そう、ゴダールの『パッション』。この映画、とてもよかったということ。このことをまずは明確に述べておかなくては(もっとも、この映画も、というのがより正確なのだけれど)。
「秋のゴダール・コレクション・ナイト」で『パッション』の前に上映されていたのが、当時の世界的トップスター、ブリジッド・バルドーを主演に起用した『軽蔑(Le mepris)』(1963年度製作 / 原作: アルベルト・モラヴィア「軽蔑」)。この映画も、よかった。どういうところが?そう、女性特有の微妙な心の動きがものすごくうまく描き出せてるところ、というか、女性のプライドの純粋さみたいなものが伝わってきたところ、というか、ヌードで後ろ向きに横たわるブリジッド・バルドーのヒップのラインがため息が出るくらい美しかったところ、というか、船や別荘の屋上での撮影現場シーンで、ちょこまかとまめに動き回る助監督役の若き日のゴダール(当時32歳)の姿が印象的だったというか(ちなみに、この映画の中で撮影監督の役をやっていたのがラウル・クタール)。が、如何せん、結末が暗いため、見終わって元気が出るという類の作品ではない、はず(でも、ちょこまかゴダールのおかげで撮影現場のシーンだけはなんとなく楽しそうだった)。

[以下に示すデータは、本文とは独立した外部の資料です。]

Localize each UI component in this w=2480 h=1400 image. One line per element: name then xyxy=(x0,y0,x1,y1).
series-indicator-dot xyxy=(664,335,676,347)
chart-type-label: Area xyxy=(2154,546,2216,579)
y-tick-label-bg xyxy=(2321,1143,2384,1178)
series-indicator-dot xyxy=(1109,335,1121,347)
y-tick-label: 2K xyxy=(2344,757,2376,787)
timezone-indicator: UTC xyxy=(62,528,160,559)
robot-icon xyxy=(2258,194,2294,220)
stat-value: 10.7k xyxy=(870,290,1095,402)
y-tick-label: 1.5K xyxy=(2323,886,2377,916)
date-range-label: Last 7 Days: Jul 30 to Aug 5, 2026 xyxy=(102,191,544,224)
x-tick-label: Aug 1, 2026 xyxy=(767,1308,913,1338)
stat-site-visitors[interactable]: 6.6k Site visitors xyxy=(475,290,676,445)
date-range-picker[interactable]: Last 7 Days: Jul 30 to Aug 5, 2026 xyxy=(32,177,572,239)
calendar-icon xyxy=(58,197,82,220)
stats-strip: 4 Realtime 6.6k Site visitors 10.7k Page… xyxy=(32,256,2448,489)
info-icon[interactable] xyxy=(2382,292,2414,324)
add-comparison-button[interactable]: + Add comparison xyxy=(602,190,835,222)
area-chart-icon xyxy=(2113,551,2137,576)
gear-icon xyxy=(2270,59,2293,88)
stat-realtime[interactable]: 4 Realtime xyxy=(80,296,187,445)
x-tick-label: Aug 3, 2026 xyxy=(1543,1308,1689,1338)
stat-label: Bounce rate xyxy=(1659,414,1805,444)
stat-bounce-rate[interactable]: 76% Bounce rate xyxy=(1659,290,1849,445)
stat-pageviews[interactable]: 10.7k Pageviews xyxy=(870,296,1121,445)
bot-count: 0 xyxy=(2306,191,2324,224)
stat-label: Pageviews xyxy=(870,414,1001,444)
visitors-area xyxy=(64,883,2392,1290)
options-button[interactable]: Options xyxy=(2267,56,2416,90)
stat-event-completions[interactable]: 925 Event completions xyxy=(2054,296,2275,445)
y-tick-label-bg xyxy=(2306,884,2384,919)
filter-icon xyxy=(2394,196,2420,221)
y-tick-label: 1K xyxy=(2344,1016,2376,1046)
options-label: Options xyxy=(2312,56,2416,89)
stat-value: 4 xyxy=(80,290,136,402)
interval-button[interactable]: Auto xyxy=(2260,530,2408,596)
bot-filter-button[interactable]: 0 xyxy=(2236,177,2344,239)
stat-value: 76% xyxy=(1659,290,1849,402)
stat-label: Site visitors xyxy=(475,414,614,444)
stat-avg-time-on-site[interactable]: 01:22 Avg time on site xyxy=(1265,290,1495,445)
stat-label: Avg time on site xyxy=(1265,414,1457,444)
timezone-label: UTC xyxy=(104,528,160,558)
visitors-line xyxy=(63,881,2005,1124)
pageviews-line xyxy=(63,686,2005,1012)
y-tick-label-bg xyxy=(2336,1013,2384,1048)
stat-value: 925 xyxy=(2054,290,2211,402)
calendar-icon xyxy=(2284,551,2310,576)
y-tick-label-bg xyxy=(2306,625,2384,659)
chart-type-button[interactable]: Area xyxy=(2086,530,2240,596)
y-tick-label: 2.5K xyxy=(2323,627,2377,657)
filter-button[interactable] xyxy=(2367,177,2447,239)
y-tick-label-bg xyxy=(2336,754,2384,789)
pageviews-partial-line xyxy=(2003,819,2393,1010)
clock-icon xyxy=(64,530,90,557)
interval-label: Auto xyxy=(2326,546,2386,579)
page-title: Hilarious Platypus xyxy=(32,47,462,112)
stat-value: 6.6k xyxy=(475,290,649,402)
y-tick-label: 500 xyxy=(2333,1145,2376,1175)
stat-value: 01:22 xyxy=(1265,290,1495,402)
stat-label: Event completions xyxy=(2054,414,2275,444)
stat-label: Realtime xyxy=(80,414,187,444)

だからこそ「秋のゴダール・コレクション・ナイト」上映ラスト作品として『パッション 』を見終えた時、ものすごくホッとして、救われた気持ちがした。元気になれた。明日への希望が湧いてきた。そういう意味合いにおいても『パッション 』は、すごくいい映画だった。
「労働は愛に似ている」
「労働は愛から来るの?」
「労働は愛へと至る」
これらの言葉の深さ。
「政治の話をしているつもりが、気がついたら恩寵の話になっていた」(註1)。これも、心に残る、忘れがたいセリフ。